The Queen’s Ambassador to the Sultan: Memoirs of Sir Henry A. Layard’s Constantinople Embassy, 1877-1880
The editor has also added numerous sub-headings to aid the selective reader and provided a very sharp, warts-and-all introduction to the ambassador’s apologia for his embassy to Constantinople. An otherwise excellent production is let down – as so often happens these days – only by its index, which is too short, and unaccountably divided by themes, persons and places. It also appears to have been devised by a computer: for example, the entry on Sir Alfred Sandison, the Anglo-Levantine chief dragoman of the embassy, refers the reader to twenty-one different pages but only three of them contain information on the subject of any significance.
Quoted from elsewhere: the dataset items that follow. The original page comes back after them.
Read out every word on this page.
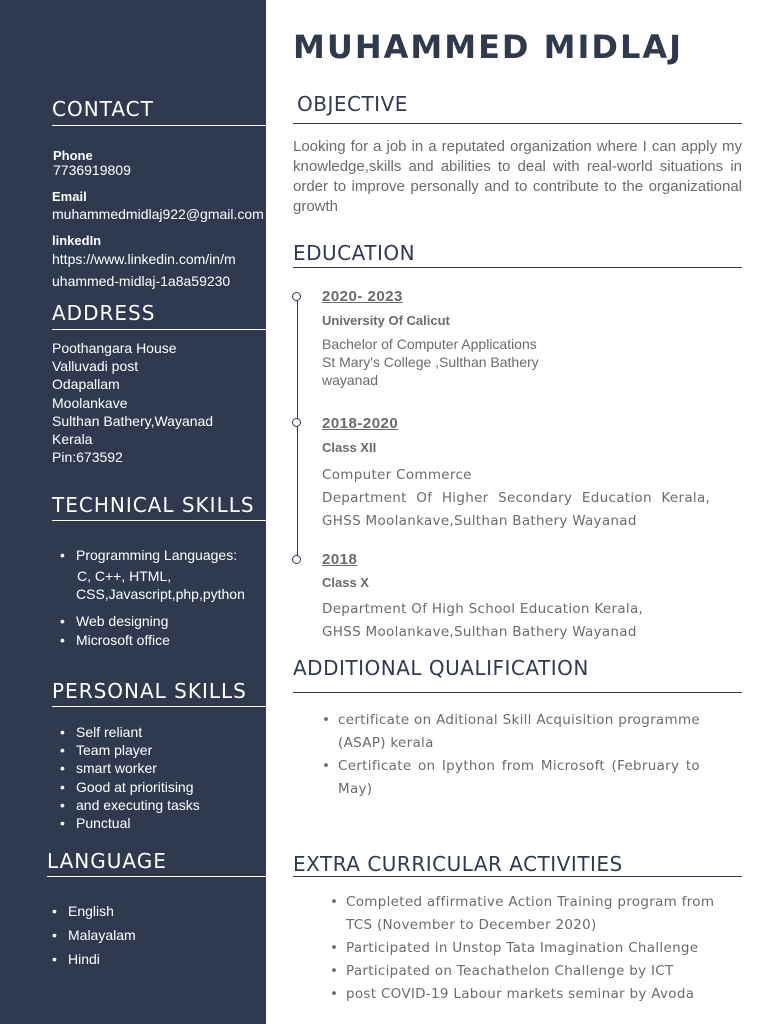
CONTACT
Phone
7736919809
Email
muhammedmidlaj922@gmail.com
linkedIn
https://www.linkedin.com/in/m
uhammed-midlaj-1a8a59230
ADDRESS
Poothangara House
Valluvadi post
Odapallam
Moolankave
Sulthan Bathery,Wayanad
Kerala
Pin:673592
TECHNICAL SKILLS
• Programming Languages:
C, C++, HTML,
CSS,Javascript,php,python
• Web designing
• Microsoft office
PERSONAL SKILLS
• Self reliant
• Team player
• smart worker
• Good at prioritising
• and executing tasks
• Punctual
LANGUAGE
• English
• Malayalam
• Hindi
MUHAMMED MIDLAJ
OBJECTIVE
Looking for a job in a reputated organization where I can apply my knowledge,skills and abilities to deal with real-world situations in order to improve personally and to contribute to the organizational growth
EDUCATION
2020- 2023
University Of Calicut
Bachelor of Computer Applications
St Mary's College ,Sulthan Bathery
wayanad
2018-2020
Class XII
Computer Commerce
Department Of Higher Secondary Education Kerala,
GHSS Moolankave,Sulthan Bathery Wayanad
2018
Class X
Department Of High School Education Kerala,
GHSS Moolankave,Sulthan Bathery Wayanad
ADDITIONAL QUALIFICATION
• certificate on Aditional Skill Acquisition programme (ASAP) kerala
• Certificate on Ipython from Microsoft (February to May)
EXTRA CURRICULAR ACTIVITIES
• Completed affirmative Action Training program from TCS (November to December 2020)
• Participated in Unstop Tata Imagination Challenge
• Participated on Teachathelon Challenge by ICT
• post COVID-19 Labour markets seminar by Avoda
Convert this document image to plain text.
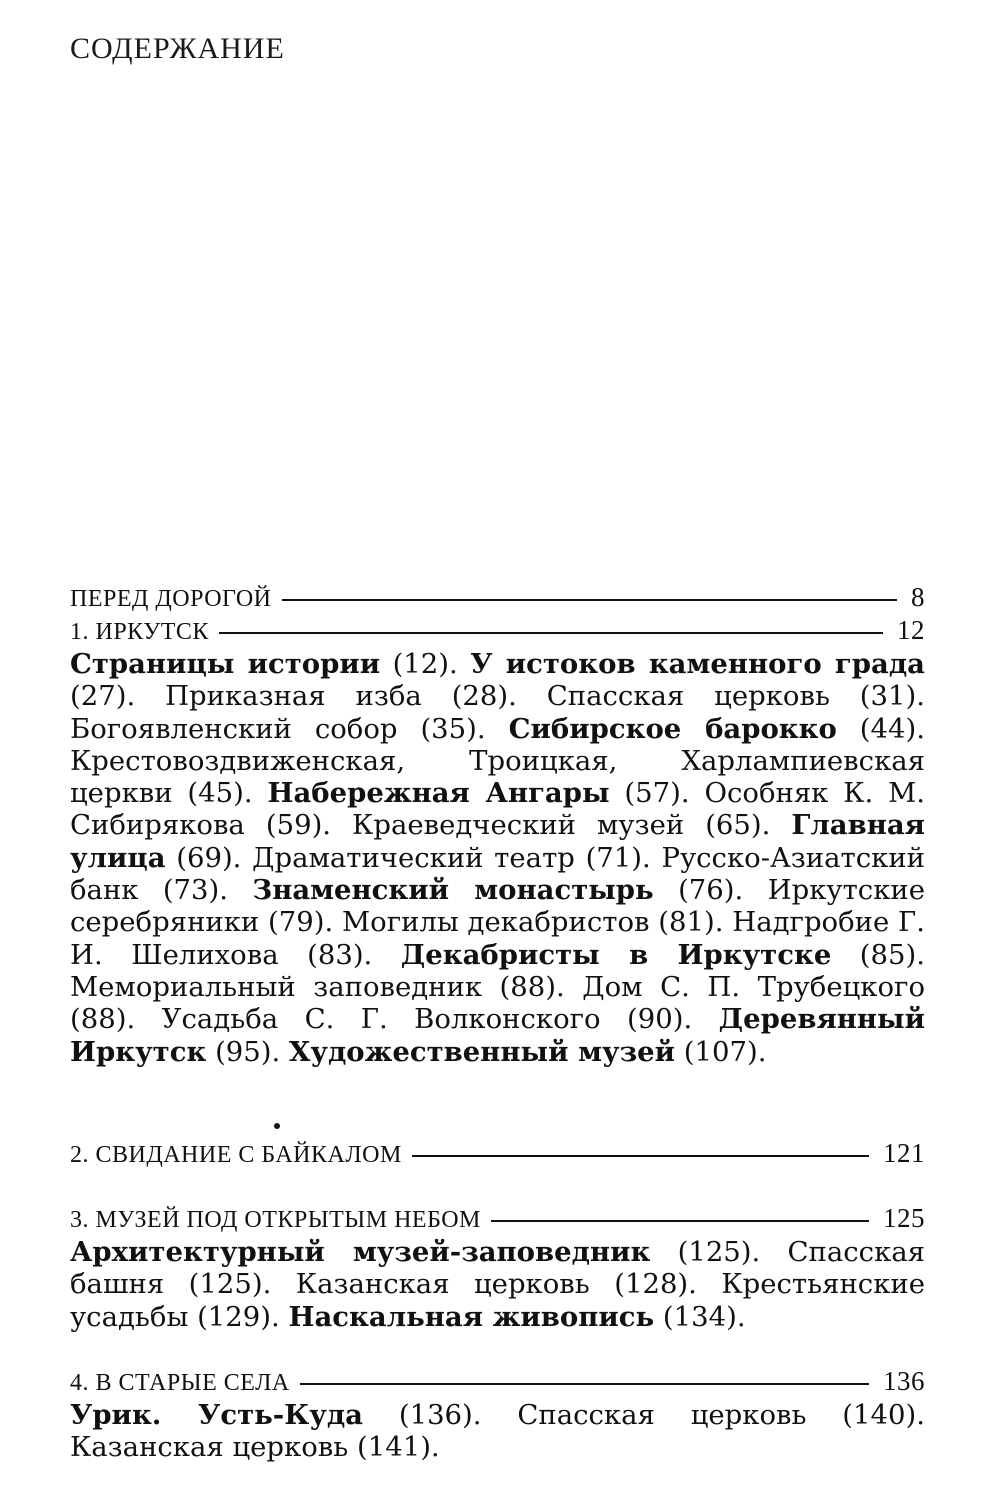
СОДЕРЖАНИЕ
ПЕРЕД ДОРОГОЙ	8
1. ИРКУТСК	12
Страницы истории (12). У истоков каменного града (27). Приказная изба (28). Спасская церковь (31). Богоявленский собор (35). Сибирское барокко (44). Крестовоздвиженская, Троицкая, Харлампиевская церкви (45). Набережная Ангары (57). Особняк К. М. Сибирякова (59). Краеведческий музей (65). Главная улица (69). Драматический театр (71). Русско-Азиатский банк (73). Знаменский монастырь (76). Иркутские серебряники (79). Могилы декабристов (81). Надгробие Г. И. Шелихова (83). Декабристы в Иркутске (85). Мемориальный заповедник (88). Дом С. П. Трубецкого (88). Усадьба С. Г. Волконского (90). Деревянный Иркутск (95). Художественный музей (107).
2. СВИДАНИЕ С БАЙКАЛОМ	121
3. МУЗЕЙ ПОД ОТКРЫТЫМ НЕБОМ	125
Архитектурный музей-заповедник (125). Спасская башня (125). Казанская церковь (128). Крестьянские усадьбы (129). Наскальная живопись (134).
4. В СТАРЫЕ СЕЛА	136
Урик. Усть-Куда (136). Спасская церковь (140). Казанская церковь (141).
Sir Henry Layard was a notable archaeologist and politician but as a diplomat he was also remarkable. As the editor of his Constantinople memoirs says, he was ‘probably one of the last if not the last British ambassador to have wielded some influence in the Ottoman capital’, and ‘probably one of the first Westerners to talk about double standards when Turkey is concerned’. He was unceremoniously recalled by the incoming Gladstone administration in 1880, largely because of this latter attitude but whether he was also remarkable in the professionalized diplomatic service, as Layard says himself in his bitter concluding pages, by virtue of being dismissed ‘without a cause assigned and before he had completed the terms required to entitle him to a pension’ (p. 680), I am not sure – but he was probably right. Layard was not a perfect diplomat (he was too hot-tempered and too inclined to speak his mind) but he is the more attractive for this reason; in any case he had many other diplomatic virtues and was a genuine liberal. He was also an elegant and trenchant writer, and a perceptive judge of character – not least that of the Sultan, Abdulhamid II. These memoirs are strongly recommended. Those with no prior knowledge of Sir Henry Layard and his extraordinary career before taking up diplomacy might also consult the excellent essay on him by Jonathan Parry in the Oxford Dictionary of National Biography.
The Constantinople diaries of Layard’s wife, Enid, who was only half her husband’s age, are also valuable, although in a very different way. Twixt Pera [where the British embassy was located in winter] and Therapia [the home of the summer embassy] is more revealing of life – especially the social life – of the embassy, than of high politics and diplomacy. As it happens, Lady Layard’s complete journal has been available in searchable form on the internet since 2004 but the editor of the Isis Press edition was probably right to bring out this copy in book form. As he says, students of nineteenth century Ottoman diplomatic history would be unlikely to stumble on it on the particular website where it is to be found (the present writer is a case in point!) and he has provided annotations not available in the online edition. Besides, Enid’s diaries perfectly complement the larger book containing Sir Henry’s memoirs.
Lady Layard’s diary entries tend to be rather formulaic, it is disappointing that she only rarely tells us what she thought of the many interesting personalities she met as opposed to describing their physical appearance and what they were wearing, the logging of her frequent headaches gets rather wearying, and the long lists of dinner guests are at best tantalising. The index is only a name index. Nevertheless, the entries have their compensations. For example, ‘embassy dined with us as usual’ is a frequent one, and on one occasion she records a ‘serious conversation’ with Sandison ‘on the subject of the imprudent marriage his mother was afraid lest he should make’ – all of which leads me to conclude that the family embassy survived for rather longer in Constantinople than I had thought. The entries usually record the arrival and departure of the Queen’s Messengers, thereby confirming that the service was at least fortnightly and, it seems, sometimes even more frequent. We also have further confirmation that the ambassadress was sometimes enlisted to copy the ambassador’s despatches and other documents, especially when – as we know from his own memoirs (p. 398) – it was necessary on Lord Salisbury’s insistence to keep them secret from the chancery. Those with different interests from mine will find other nuggets in these diaries.
Enid Layard was obviously a first-rate ambassadress and had charitable instincts that were strongly aroused by the appalling sufferings inflicted on the Turks by the unsought war with Russia which broke out within days of the arrival of the couple in Constantinople, and dominated the first years of their embassy. I wish that I had read her diaries before completing my history of the British embassy in Turkey.